Memang untuk bisa membangun sifat atau sikap resiliensi dan adaptasi bagi staff yang notabenenya masih dalam level Gen Z gampang – gampang susah. Bukan saja karena gen Z adalah golongan yang memiliki sifat dan karakter yang baik. Tetapi sebenarnya ada beberapa cara yang bisa dilakukan untuk membangun sebuah bisnis :
- Para Gen Z harus terus diberikan arahan untuk bisa berfikir positif dan optimis
Karena usianya yang masih relatif muda, maka mereka harus terus diajarkan agar bisa menjadi pribadi yang kuat dan selalu berpikiran positif sehingga itu jadi kebiasaan setiap harinya.
- Para Gen Z harus diarahkan agar mereka bisa menentukan fokus dalam dirinya
Dengan kemampuan dirinya dalam menentukan fokus pada dirinya akan semakin mudah menggabungkan mereka dengan team yang sudah ada sehingga bisa melengkapi.
- Para Gen Z harus diarahkan agar mereka bisa mencoba dan berkreasi pada hal baru
Hal itu didasarkan pada satu kondisi bahwa mereka akan dibekali dalam hal yang berhubungan dengan hal baru atau inovasi baru, sehingga mereka terbiasa dengan inovasi dalam bekerja.
- Para Gen Z harus diarahkan agar mereka bisa mengelola tingkat stress agar terkendali
Generasi Gen Z adalah salah satu generasi yang saat ini diharapkan mampu bertindak untuk mampu melakukan pengelolaan stress tidak saja pada dirinya tetapi juga kelompok
- Para Gen Z harus diarahkan agar mereka bisa mencari teman cerita agar bisa sharing
Dengan seringnya Gen Z sharing dengan team bisnis yang lain pada akhirnya akan bisa menjadi satu hal positif dalam pengembangan bisnis yang menjadi tujuan perusahaan.
- Para Gen Z harus diarahkan agar mereka bisa mencapai satu kondisi dimana mereka bisa membangun rasa percaya diri yang cukup tinggi. Karena hanya dengan cara cara seperti itulah maka keberadaan para Gen Z akan bisa meningkatkan rasa percaya diri dari satu team bisnis. Jika kondisi itu terus dimunculkan akan sangat bermanfaat tidak saja pada team bisnisnya tetapi juga bagi perusahaanya.
Strategi Peningkatan Resiliensi pada Generasi Gen Z di Lingkungan Bisnis
Mengingat pentingnya setiap individu memiliki sikap dan sifat resiliensi, maka seharusnya bagi kalian pelaku bisnis atau perusahaan perlu mengetahui bagaimana caranya meningkatkan resiliensi pada sumber daya manusia yang ada pada perusahaan atau bisnis kalian. Karena yang namanya resiliensi dapat dibentuk dengan beberapa cara :
- Kondisikan ruang kerja atau produksi kalian dengan adanya regulasi emosi yang tepat. Karena hanya dengan kondisi inilah resiliensi bisa di optimalkan.
- Kondisikan ruang kerja atau produksi dengan mempertahankan pengendalian impuls dalam sebuah perusahaan atau team bisnis yang ada pada suatu kondisi bisnis.

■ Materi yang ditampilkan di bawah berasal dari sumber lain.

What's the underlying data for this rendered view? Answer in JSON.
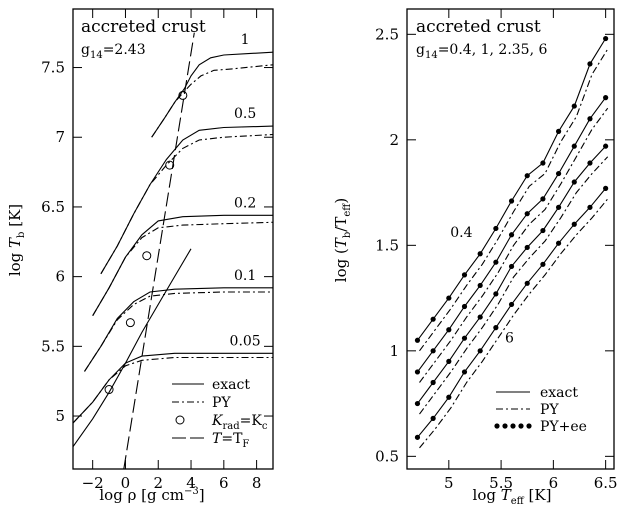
{
  "chart_data": [
    {
      "type": "line",
      "title": "accreted crust",
      "subtitle_main": "g",
      "subtitle_sub": "14",
      "subtitle_value": "=2.43",
      "xlabel": "log ρ  [g cm",
      "xlabel_sup": "−3",
      "xlabel_end": "]",
      "ylabel_pre": "log ",
      "ylabel_var": "T",
      "ylabel_sub": "b",
      "ylabel_end": " [K]",
      "xlim": [
        -3.2,
        9.0
      ],
      "ylim": [
        4.62,
        7.92
      ],
      "xticks": [
        -2,
        0,
        2,
        4,
        6,
        8
      ],
      "xtick_labels": [
        "−2",
        "0",
        "2",
        "4",
        "6",
        "8"
      ],
      "yticks": [
        5,
        5.5,
        6,
        6.5,
        7,
        7.5
      ],
      "ytick_labels": [
        "5",
        "5.5",
        "6",
        "6.5",
        "7",
        "7.5"
      ],
      "series_labels": [
        "1",
        "0.5",
        "0.2",
        "0.1",
        "0.05"
      ],
      "legend": {
        "placement": "bottom-right",
        "entries": [
          {
            "style": "solid",
            "label": "exact"
          },
          {
            "style": "dashdot",
            "label": "PY"
          },
          {
            "style": "circle",
            "label_main": "K",
            "label_sub": "rad",
            "label_mid": "=K",
            "label_sub2": "c"
          },
          {
            "style": "longdash",
            "label_main": "T",
            "label_mid": "=T",
            "label_sub2": "F"
          }
        ]
      },
      "series": [
        {
          "label": "1",
          "exact": [
            [
              1.6,
              7.0
            ],
            [
              2.4,
              7.14
            ],
            [
              3.0,
              7.25
            ],
            [
              3.6,
              7.35
            ],
            [
              4.0,
              7.44
            ],
            [
              4.5,
              7.52
            ],
            [
              5.2,
              7.57
            ],
            [
              6.0,
              7.59
            ],
            [
              7.5,
              7.6
            ],
            [
              9.0,
              7.61
            ]
          ],
          "py": [
            [
              1.6,
              7.0
            ],
            [
              2.4,
              7.14
            ],
            [
              3.0,
              7.25
            ],
            [
              3.6,
              7.33
            ],
            [
              4.0,
              7.38
            ],
            [
              4.6,
              7.44
            ],
            [
              5.4,
              7.48
            ],
            [
              6.5,
              7.49
            ],
            [
              9.0,
              7.52
            ]
          ]
        },
        {
          "label": "0.5",
          "exact": [
            [
              -1.5,
              6.02
            ],
            [
              -0.5,
              6.22
            ],
            [
              0.5,
              6.45
            ],
            [
              1.5,
              6.66
            ],
            [
              2.5,
              6.84
            ],
            [
              3.5,
              6.98
            ],
            [
              4.5,
              7.05
            ],
            [
              6.0,
              7.07
            ],
            [
              9.0,
              7.08
            ]
          ],
          "py": [
            [
              -1.5,
              6.02
            ],
            [
              -0.5,
              6.22
            ],
            [
              0.5,
              6.45
            ],
            [
              1.5,
              6.66
            ],
            [
              2.5,
              6.8
            ],
            [
              3.5,
              6.92
            ],
            [
              4.5,
              6.98
            ],
            [
              6.0,
              7.0
            ],
            [
              9.0,
              7.02
            ]
          ]
        },
        {
          "label": "0.2",
          "exact": [
            [
              -2.0,
              5.72
            ],
            [
              -1.0,
              5.92
            ],
            [
              0.0,
              6.14
            ],
            [
              1.0,
              6.3
            ],
            [
              2.0,
              6.4
            ],
            [
              3.5,
              6.43
            ],
            [
              6.0,
              6.44
            ],
            [
              9.0,
              6.44
            ]
          ],
          "py": [
            [
              -2.0,
              5.72
            ],
            [
              -1.0,
              5.92
            ],
            [
              0.0,
              6.14
            ],
            [
              1.0,
              6.28
            ],
            [
              2.0,
              6.35
            ],
            [
              3.5,
              6.37
            ],
            [
              6.0,
              6.38
            ],
            [
              9.0,
              6.39
            ]
          ]
        },
        {
          "label": "0.1",
          "exact": [
            [
              -2.5,
              5.32
            ],
            [
              -1.5,
              5.5
            ],
            [
              -0.5,
              5.7
            ],
            [
              0.5,
              5.82
            ],
            [
              1.5,
              5.89
            ],
            [
              3.0,
              5.91
            ],
            [
              6.0,
              5.92
            ],
            [
              9.0,
              5.92
            ]
          ],
          "py": [
            [
              -2.5,
              5.32
            ],
            [
              -1.5,
              5.5
            ],
            [
              -0.5,
              5.69
            ],
            [
              0.5,
              5.8
            ],
            [
              1.5,
              5.86
            ],
            [
              3.0,
              5.88
            ],
            [
              6.0,
              5.89
            ],
            [
              9.0,
              5.89
            ]
          ]
        },
        {
          "label": "0.05",
          "exact": [
            [
              -3.2,
              4.95
            ],
            [
              -2.0,
              5.1
            ],
            [
              -1.0,
              5.26
            ],
            [
              0.0,
              5.38
            ],
            [
              1.0,
              5.43
            ],
            [
              3.0,
              5.45
            ],
            [
              6.0,
              5.45
            ],
            [
              9.0,
              5.45
            ]
          ],
          "py": [
            [
              -3.2,
              4.95
            ],
            [
              -2.0,
              5.1
            ],
            [
              -1.0,
              5.26
            ],
            [
              0.0,
              5.36
            ],
            [
              1.0,
              5.4
            ],
            [
              3.0,
              5.42
            ],
            [
              6.0,
              5.42
            ],
            [
              9.0,
              5.42
            ]
          ]
        }
      ],
      "lines_unlabeled": [
        {
          "style": "longdash",
          "points": [
            [
              -0.1,
              4.62
            ],
            [
              4.2,
              7.75
            ]
          ]
        },
        {
          "style": "solid",
          "points": [
            [
              -3.2,
              4.78
            ],
            [
              -2.0,
              4.98
            ],
            [
              -1.0,
              5.17
            ],
            [
              0.0,
              5.38
            ],
            [
              1.0,
              5.6
            ],
            [
              2.0,
              5.8
            ],
            [
              3.0,
              6.0
            ],
            [
              4.0,
              6.2
            ]
          ]
        }
      ],
      "markers": [
        [
          3.5,
          7.3
        ],
        [
          2.7,
          6.8
        ],
        [
          1.3,
          6.15
        ],
        [
          0.3,
          5.67
        ],
        [
          -1.0,
          5.19
        ]
      ]
    },
    {
      "type": "line",
      "title": "accreted crust",
      "subtitle_main": "g",
      "subtitle_sub": "14",
      "subtitle_value": "=0.4,  1,  2.35,  6",
      "xlabel_pre": "log ",
      "xlabel_var": "T",
      "xlabel_sub": "eff",
      "xlabel_end": " [K]",
      "ylabel_pre": "log (",
      "ylabel_var": "T",
      "ylabel_sub": "b",
      "ylabel_mid": "/T",
      "ylabel_sub2": "eff",
      "ylabel_end": ")",
      "xlim": [
        4.6,
        6.58
      ],
      "ylim": [
        0.44,
        2.62
      ],
      "xticks": [
        5,
        5.5,
        6,
        6.5
      ],
      "xtick_labels": [
        "5",
        "5.5",
        "6",
        "6.5"
      ],
      "yticks": [
        0.5,
        1,
        1.5,
        2,
        2.5
      ],
      "ytick_labels": [
        "0.5",
        "1",
        "1.5",
        "2",
        "2.5"
      ],
      "series_labels": [
        "0.4",
        "6"
      ],
      "legend": {
        "placement": "bottom-right",
        "entries": [
          {
            "style": "solid",
            "label": "exact"
          },
          {
            "style": "dashdot",
            "label": "PY"
          },
          {
            "style": "dots",
            "label": "PY+ee"
          }
        ]
      },
      "x": [
        4.7,
        4.85,
        5.0,
        5.15,
        5.3,
        5.45,
        5.6,
        5.75,
        5.9,
        6.05,
        6.2,
        6.35,
        6.5
      ],
      "series": [
        {
          "label": "0.4",
          "values": [
            1.05,
            1.15,
            1.25,
            1.36,
            1.46,
            1.58,
            1.71,
            1.83,
            1.89,
            2.04,
            2.16,
            2.36,
            2.48
          ]
        },
        {
          "label": "",
          "values": [
            0.9,
            1.0,
            1.1,
            1.21,
            1.31,
            1.42,
            1.55,
            1.65,
            1.72,
            1.84,
            1.97,
            2.1,
            2.2
          ]
        },
        {
          "label": "",
          "values": [
            0.75,
            0.85,
            0.95,
            1.06,
            1.16,
            1.27,
            1.4,
            1.49,
            1.57,
            1.68,
            1.8,
            1.89,
            1.97
          ]
        },
        {
          "label": "6",
          "values": [
            0.59,
            0.68,
            0.78,
            0.9,
            1.0,
            1.11,
            1.22,
            1.32,
            1.41,
            1.51,
            1.6,
            1.68,
            1.77
          ]
        }
      ]
    }
  ]
}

- Kondisikan ruang kerja atau produksi yang ada agar tetap terjaga sikap optimis yang akan bisa menjadikan produktivitas menjadi lebih meningkat.

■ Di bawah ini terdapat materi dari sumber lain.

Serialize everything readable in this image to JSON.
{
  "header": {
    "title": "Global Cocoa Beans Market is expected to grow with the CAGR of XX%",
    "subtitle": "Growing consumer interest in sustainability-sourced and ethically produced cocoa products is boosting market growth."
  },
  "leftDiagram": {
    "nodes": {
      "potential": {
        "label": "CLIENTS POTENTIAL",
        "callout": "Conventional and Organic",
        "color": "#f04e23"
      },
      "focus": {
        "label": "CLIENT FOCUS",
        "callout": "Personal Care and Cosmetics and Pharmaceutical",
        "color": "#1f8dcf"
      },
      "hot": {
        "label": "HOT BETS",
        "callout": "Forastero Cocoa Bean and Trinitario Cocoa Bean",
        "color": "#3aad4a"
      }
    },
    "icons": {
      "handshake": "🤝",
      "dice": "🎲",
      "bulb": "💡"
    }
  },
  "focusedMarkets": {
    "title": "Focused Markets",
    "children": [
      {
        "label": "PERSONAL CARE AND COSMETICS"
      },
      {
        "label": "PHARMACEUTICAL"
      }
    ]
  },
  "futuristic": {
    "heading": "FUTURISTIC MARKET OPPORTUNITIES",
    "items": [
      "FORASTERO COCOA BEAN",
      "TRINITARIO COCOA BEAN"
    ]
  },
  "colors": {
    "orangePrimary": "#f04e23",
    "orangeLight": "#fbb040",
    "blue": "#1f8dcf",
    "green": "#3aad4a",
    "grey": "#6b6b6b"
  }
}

- Kondisikan ruang kerja atau produksi agar bisa terjaga rasa empati dari setiap team bisnis yang ada dalam satu perusahaan.

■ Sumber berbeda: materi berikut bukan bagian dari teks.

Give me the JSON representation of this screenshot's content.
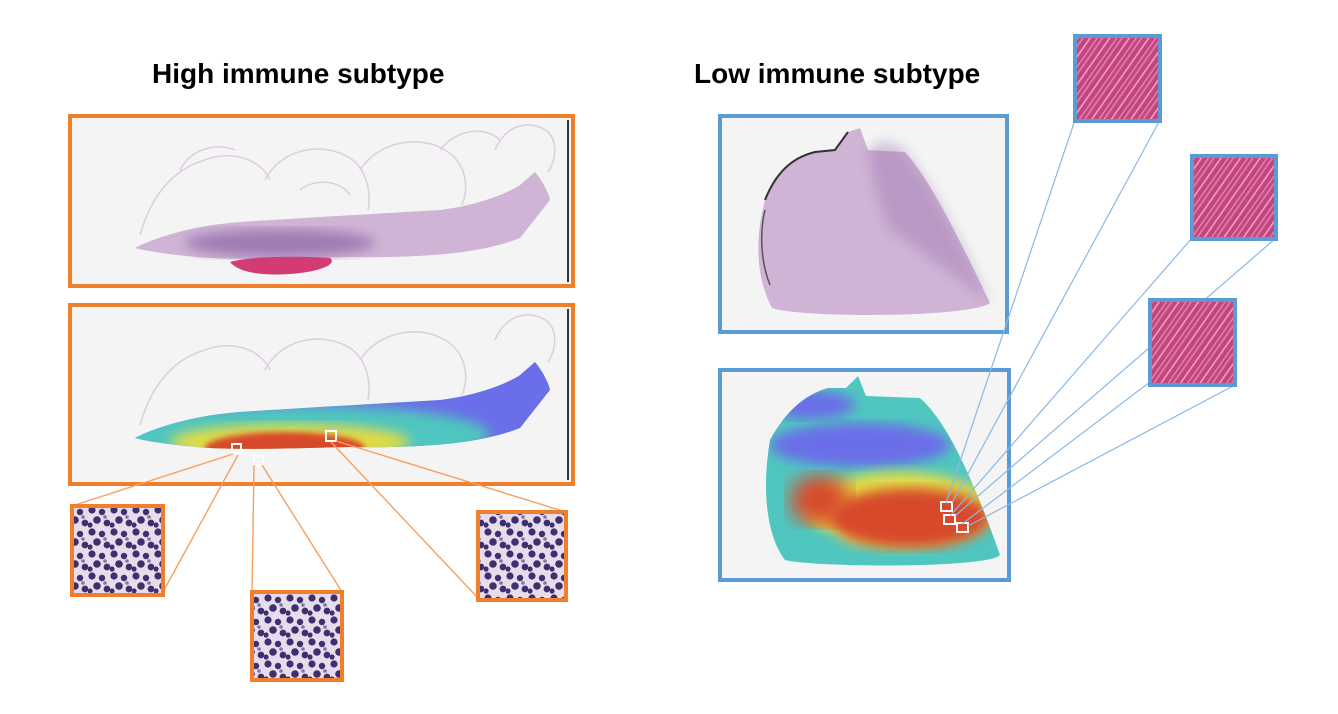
{
  "panels": {
    "high": {
      "title": "High immune subtype",
      "frame_color": "#f07f2c",
      "line_color": "#f5a060"
    },
    "low": {
      "title": "Low immune subtype",
      "frame_color": "#5b9bd5",
      "line_color": "#8ab8e6"
    }
  },
  "colors": {
    "slide_bg": "#f4f4f4",
    "he_tissue": "#c9a8cf",
    "he_dense": "#8e6aa8",
    "he_pink": "#d23b73",
    "heat_low": "#6a6ee8",
    "heat_mid": "#4fc6c0",
    "heat_yel": "#e3dc45",
    "heat_high": "#d84a2c",
    "lymph_bg": "#e7dcec",
    "lymph_nuc": "#3e2f6e",
    "muscle_bg": "#c6447e",
    "muscle_fiber": "#e9a2c2"
  }
}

- Kondisikan ruang kerja atau produksi yang ada dalam satu perusahaan agar team bisnis yang ada semakin bisa mengembangkan kemampuan dalam melakukan Analisa masalah
- Kondisikan ruang kerja atau produksi yang ada di perusahaan kalian agar tercipta satu kondisi yang mengembangkan sifat rasa percaya diri yang tinggi dari team bisnisnya.
- Kondisikan ruang kerja atau produksi yang ada dalam perusahaan anda agar bisa menjadi satu media untuk bisa meningkatkan aspek positif dari semua program yang ditawarkan oleh perusahaan.
Jika semua bisa dijalankan dengan baik sesuai dengan step by step yang telah dijelaskan diatas, maka tidak ada masalah ketika perusahaan atau pelaku bisnis mempekerjakan para Gen Z dalam bisnisnya. Karena semua itu akan bisa memperkuat team bisnis perusahaan atau pelaku bisnis yang masih taraf UMKM. Sehingga tujuannya jelas dengan adanya peningkatan skill adaptasi dan kemungkinan adanya peningkatan resiliensi akan bisa membuat perusahaan mampu berharap untuk peningkatan dan pengembangan bisnisnya ke arah yang lebih baik dengan didukung adanya satu kondisi yang mengedepankan dua unsur penting yaitu Skill Adaptasi dan Kemampuan Resiliensi dalam lingkup sebuah bisnis.